Her recent video work “Al-Mather Plot 1991” (2025) distills this expansive research project on petroleum. Revisiting the Al-Mather apartments in Riyadh — one of Saudi Arabia’s first large-scale residential complexes, built between 1979 and 1981 by her father’s company — Kim examines how the global formation and circulation of oil capital have shaped people’s lives. Through on-site visits, interviews, and stories about the luxury housing complex as told by its residents, she combines new technologies like generative AI, CGI, and lidar scanning to create a futuristic essay film where macro- and micro-histories converge.
Kim’s earliest works were photomontages. Later reflecting on her artistic shift, she once said in an interview, “Ayoung Kim: Synthetic Storyteller,” that she had begun to think of the term “synthesis,” a broader concept that includes montage, not as a seamless union but as one that exposes all its rough and crooked seams.
Her blending of reality and fiction is in itself cyborg-like. At the opening of her 2025 solo exhibition Plot, Blop, Plop at Atelier Hermes in Seoul, she remarked, “From now on, I plan to work on two tracks — speculative fiction such as ‘Delivery Dancer’ and research-based projects.” If “Delivery Dancer” casts off the verisimilitude of reality to expose its mechanisms, her research projects restore human texture through verifiable interpretation.

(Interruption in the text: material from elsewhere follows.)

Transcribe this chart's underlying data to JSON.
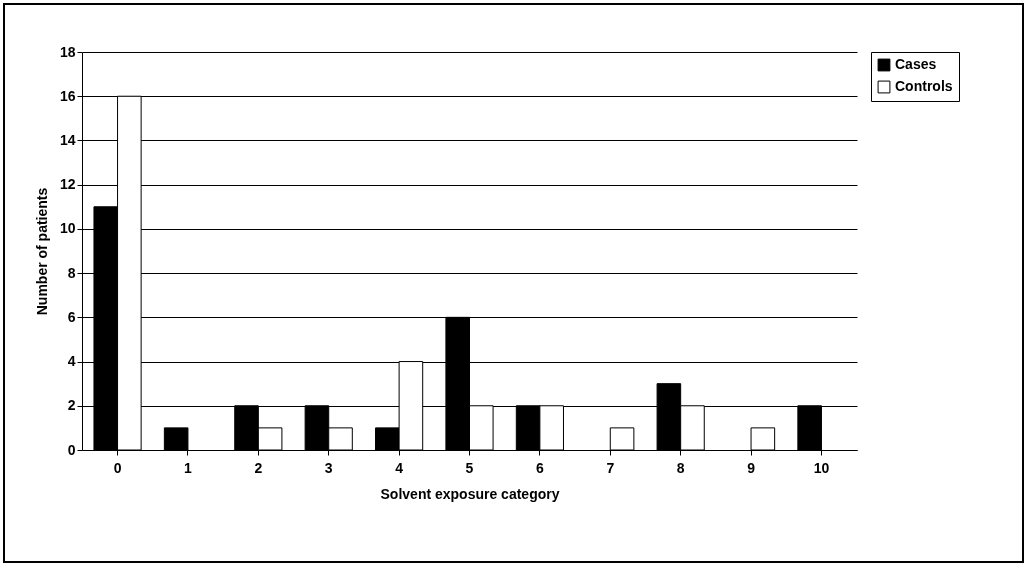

Together, they reveal Ayoung Kim as a synthetic storyteller — a cyborg with a prosthetic arm, an Asian futurist figure wielding a powerful mechanical limb.
“Al-Mather Plot 1991” is set in the Al-Mather Housing Complex, one of Saudi Arabia’s first large-scale apartment developments. Blending personal experience with modern and contemporary history, the video artwork weaves multilayered narratives around economic growth and geopolitical conflict brought about by oil. It was unveiled at Kim’s 2025 solo exhibition Plot, Blop, Plop at Atelier Hermes in Seoul.